Here are many my usefull tools for machinist. All drawings are free :
tailstock clamp, quick change toolpost - http://www.steamer.cz/dil_s1.html
knurl, ball tool etc. - http://www.steamer.cz/dil_s2.html
die head MK2, boring spindle MK2, cooling of cutting - http://www.steamer.cz/dil_f1.html
bending machine - http://www.steamer.cz/dil_ohy.html
slip roll - http://www.steamer.cz/dil_zak.html
rivet embossing tool - http://www.steamer.cz/dil_dul.html


----------



## ksouers (Mar 13, 2010)

Jirik,
Welcome to HMEM. You might want to consider a post in the "Welcome" forum and tell us a bit about yourself.

Nice tools on your web site. You do good work.
Brass must be cheap in the Czech Republic ;D


----------



## vlmarshall (Mar 13, 2010)

Welcome to the forum!


You have a nice website, with lots to look at, thanks for sharing it. ;D


----------



## zeeprogrammer (Mar 13, 2010)

Welcome to the forum jirik92

Yes please post something about yourself in the Welcome thread.
I liked your tailstock clamp.


----------



## vlmarshall (Mar 13, 2010)

http://www.steamer.cz/pics/mod/angl05.jpg

Drool, drool. :bow:


----------



## jirik92 (Mar 13, 2010)

Vernon - http://www.steamer.cz/pics/mod/angl05.jpg is'not mine.
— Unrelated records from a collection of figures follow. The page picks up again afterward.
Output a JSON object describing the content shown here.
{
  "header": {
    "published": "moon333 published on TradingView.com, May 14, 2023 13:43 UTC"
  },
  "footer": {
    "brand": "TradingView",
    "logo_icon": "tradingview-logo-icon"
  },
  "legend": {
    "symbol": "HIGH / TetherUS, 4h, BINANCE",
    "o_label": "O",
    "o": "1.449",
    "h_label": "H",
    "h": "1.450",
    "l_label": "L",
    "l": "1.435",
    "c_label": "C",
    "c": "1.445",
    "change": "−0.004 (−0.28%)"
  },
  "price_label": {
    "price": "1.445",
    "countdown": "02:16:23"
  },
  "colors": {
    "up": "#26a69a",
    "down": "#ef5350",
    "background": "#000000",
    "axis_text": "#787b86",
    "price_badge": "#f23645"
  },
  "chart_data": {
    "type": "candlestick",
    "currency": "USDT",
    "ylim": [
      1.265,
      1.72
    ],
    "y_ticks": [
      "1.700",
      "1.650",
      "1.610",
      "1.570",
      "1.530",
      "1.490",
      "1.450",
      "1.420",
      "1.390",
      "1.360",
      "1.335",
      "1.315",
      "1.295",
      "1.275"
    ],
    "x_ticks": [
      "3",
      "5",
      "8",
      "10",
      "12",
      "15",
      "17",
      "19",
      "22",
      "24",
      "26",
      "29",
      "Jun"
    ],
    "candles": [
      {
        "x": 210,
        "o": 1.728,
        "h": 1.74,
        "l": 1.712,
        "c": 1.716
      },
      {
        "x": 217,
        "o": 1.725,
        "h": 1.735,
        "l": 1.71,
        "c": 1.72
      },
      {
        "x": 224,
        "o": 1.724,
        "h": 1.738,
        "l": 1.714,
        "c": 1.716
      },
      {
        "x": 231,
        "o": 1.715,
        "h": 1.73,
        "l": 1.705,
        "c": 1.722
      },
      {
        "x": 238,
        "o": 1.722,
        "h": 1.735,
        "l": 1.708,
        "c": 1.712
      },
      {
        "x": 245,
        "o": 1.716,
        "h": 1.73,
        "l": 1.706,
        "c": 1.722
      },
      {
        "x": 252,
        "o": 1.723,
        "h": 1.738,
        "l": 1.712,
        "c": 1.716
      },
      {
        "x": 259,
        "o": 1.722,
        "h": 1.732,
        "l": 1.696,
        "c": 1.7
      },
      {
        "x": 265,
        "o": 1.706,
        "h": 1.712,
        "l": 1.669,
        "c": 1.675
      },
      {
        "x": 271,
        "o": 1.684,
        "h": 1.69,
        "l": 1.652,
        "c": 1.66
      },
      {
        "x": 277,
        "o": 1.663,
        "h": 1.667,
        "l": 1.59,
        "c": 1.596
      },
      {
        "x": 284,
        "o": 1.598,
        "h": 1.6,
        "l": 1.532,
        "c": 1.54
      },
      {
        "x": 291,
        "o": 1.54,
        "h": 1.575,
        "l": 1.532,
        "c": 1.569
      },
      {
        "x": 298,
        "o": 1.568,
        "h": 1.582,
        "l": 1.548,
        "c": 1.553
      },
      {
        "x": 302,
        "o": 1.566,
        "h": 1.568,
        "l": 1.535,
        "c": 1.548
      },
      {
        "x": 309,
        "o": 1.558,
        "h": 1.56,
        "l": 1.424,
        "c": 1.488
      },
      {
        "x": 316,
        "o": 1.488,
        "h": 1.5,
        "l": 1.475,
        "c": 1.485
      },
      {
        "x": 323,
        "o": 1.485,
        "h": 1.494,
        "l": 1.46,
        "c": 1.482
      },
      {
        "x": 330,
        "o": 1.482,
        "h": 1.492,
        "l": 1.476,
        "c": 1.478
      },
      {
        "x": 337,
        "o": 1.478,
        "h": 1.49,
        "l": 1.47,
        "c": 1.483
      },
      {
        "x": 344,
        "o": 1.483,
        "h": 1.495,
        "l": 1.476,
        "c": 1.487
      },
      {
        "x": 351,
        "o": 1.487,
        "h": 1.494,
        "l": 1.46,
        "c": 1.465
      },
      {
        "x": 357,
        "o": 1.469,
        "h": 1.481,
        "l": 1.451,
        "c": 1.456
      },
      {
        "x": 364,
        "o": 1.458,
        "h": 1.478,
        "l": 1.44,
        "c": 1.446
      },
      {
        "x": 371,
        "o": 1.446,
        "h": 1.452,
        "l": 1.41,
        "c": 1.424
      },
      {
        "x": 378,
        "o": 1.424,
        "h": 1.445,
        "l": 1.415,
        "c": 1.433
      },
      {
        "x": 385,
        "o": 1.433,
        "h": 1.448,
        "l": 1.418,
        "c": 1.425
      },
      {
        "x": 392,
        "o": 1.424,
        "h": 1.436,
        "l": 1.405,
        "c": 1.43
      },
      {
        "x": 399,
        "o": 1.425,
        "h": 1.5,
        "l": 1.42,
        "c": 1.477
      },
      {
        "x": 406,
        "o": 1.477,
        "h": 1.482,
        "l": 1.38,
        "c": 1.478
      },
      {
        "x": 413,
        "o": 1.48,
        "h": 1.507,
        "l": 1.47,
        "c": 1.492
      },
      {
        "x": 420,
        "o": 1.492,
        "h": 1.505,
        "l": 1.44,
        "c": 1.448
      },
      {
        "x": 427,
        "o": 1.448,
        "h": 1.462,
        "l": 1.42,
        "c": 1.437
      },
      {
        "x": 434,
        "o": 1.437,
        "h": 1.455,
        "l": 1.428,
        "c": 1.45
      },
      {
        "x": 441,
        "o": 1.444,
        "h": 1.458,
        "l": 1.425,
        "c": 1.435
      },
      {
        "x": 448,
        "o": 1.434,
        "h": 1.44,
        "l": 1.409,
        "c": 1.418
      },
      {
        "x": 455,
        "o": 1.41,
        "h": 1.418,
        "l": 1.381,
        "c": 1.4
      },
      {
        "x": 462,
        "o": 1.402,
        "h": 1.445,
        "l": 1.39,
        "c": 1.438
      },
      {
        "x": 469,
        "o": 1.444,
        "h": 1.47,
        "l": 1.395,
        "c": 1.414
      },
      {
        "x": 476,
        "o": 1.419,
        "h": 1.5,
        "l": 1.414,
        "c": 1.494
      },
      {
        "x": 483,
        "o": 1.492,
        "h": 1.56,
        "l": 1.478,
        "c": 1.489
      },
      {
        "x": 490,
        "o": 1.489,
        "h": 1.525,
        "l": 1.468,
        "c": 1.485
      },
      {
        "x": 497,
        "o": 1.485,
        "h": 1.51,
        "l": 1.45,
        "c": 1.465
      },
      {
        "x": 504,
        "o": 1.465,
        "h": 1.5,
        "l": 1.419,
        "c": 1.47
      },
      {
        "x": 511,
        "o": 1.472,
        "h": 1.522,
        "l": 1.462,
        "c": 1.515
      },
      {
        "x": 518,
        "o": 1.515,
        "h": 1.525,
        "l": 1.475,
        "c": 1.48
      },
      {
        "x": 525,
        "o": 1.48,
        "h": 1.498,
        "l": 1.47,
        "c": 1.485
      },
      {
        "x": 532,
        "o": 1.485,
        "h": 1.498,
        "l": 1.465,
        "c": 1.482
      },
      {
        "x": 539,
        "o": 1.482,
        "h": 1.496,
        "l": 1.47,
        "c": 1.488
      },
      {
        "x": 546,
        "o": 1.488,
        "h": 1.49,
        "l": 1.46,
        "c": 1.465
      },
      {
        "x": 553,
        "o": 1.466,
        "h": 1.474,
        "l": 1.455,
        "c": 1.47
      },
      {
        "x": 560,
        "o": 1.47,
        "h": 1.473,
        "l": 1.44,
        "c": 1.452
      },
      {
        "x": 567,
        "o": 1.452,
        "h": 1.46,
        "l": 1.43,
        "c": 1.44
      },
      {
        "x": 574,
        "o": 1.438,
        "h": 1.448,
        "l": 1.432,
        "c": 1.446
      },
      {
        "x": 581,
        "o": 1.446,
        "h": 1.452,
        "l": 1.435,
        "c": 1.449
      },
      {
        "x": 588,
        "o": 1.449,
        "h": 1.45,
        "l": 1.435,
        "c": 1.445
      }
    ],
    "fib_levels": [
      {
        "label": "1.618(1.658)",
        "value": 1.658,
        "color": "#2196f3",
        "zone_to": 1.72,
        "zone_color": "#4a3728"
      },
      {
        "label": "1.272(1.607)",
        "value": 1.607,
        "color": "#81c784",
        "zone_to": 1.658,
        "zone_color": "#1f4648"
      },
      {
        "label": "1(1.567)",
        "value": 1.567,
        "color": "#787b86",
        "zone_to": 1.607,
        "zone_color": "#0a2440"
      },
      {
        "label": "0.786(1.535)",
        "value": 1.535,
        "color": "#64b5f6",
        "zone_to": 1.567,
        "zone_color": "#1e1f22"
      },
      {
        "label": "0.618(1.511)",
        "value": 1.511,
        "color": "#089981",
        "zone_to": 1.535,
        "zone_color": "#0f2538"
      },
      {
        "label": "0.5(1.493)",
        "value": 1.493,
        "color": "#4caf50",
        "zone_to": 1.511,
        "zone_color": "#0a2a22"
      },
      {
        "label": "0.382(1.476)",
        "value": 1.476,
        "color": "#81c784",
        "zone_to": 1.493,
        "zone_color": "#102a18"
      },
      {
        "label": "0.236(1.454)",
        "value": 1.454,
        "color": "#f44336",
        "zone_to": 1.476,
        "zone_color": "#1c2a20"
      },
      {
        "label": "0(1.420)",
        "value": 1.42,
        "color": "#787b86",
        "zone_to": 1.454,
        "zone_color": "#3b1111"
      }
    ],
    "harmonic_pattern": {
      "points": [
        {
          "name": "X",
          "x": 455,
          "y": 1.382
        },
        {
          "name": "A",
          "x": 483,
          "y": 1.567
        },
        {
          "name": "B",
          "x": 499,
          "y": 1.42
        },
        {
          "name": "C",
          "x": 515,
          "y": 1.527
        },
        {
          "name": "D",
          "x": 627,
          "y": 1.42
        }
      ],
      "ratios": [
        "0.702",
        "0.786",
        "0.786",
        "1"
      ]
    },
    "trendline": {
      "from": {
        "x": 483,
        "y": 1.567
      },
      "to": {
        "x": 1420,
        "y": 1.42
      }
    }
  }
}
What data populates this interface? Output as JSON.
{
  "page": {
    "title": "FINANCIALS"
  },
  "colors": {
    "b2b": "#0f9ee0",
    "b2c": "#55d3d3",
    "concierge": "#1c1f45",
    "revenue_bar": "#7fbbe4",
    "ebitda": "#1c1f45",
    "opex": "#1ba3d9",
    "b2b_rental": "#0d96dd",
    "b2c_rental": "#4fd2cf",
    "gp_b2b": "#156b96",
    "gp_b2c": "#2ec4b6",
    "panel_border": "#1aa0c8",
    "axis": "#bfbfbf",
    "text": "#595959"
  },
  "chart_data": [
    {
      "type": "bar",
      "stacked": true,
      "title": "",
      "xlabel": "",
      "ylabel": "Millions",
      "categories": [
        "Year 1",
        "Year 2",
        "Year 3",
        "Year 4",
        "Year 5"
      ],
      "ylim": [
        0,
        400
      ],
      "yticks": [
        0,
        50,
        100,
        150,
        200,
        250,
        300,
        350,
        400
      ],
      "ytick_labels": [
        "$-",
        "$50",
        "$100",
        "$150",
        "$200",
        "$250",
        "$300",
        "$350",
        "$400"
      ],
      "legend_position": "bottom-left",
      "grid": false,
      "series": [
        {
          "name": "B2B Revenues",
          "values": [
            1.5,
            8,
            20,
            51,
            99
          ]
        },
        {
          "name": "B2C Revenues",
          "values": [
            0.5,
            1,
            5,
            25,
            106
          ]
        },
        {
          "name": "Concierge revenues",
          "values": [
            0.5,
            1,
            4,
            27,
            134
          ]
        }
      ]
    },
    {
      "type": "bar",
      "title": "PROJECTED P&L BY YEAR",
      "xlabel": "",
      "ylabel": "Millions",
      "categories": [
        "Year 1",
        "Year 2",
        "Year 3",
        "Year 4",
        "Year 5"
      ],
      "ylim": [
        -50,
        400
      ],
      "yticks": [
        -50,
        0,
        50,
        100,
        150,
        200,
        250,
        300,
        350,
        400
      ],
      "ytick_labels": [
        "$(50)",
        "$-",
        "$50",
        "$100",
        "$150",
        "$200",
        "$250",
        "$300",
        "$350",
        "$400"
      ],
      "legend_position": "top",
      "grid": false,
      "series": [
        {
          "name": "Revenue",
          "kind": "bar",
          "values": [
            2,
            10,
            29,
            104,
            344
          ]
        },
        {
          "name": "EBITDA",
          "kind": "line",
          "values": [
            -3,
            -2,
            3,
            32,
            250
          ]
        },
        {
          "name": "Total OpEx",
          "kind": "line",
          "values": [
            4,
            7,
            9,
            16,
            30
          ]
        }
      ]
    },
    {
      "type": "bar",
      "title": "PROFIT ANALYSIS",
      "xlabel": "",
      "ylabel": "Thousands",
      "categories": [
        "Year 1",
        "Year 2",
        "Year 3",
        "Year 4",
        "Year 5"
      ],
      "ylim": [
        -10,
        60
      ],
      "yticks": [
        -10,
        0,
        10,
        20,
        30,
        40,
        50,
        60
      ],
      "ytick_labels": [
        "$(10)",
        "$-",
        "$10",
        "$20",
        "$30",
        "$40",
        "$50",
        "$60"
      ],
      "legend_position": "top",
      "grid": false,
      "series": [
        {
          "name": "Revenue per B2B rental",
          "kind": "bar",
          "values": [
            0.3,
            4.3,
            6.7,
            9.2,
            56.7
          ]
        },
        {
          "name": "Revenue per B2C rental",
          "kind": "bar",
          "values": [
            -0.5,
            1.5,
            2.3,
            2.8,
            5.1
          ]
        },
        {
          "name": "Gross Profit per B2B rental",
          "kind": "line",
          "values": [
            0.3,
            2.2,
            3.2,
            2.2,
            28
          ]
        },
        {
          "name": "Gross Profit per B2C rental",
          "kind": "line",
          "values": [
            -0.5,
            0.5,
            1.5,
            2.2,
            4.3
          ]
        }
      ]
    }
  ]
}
Ii is my friend. My locos are Topsy (I bought it from England):







and Solingen is my last homemade finished loco (http://www.steamer.cz/mod2_sol.html). I finish it in December. It's my precious, glum!


----------



## vlmarshall (Mar 16, 2010)

jirik92  said:
			
		

> Vernon - http://www.steamer.cz/pics/mod/angl05.jpg is'not mine. Ii is my friend. My locos are Topsy (I bought it from England) and Solingen is my last homemade finished loco (http://www.steamer.cz/mod2_sol.html). I finish it in December. It's my precious, glum!


Two VERY nice-looking locomotives, thank you for sharing them!


----------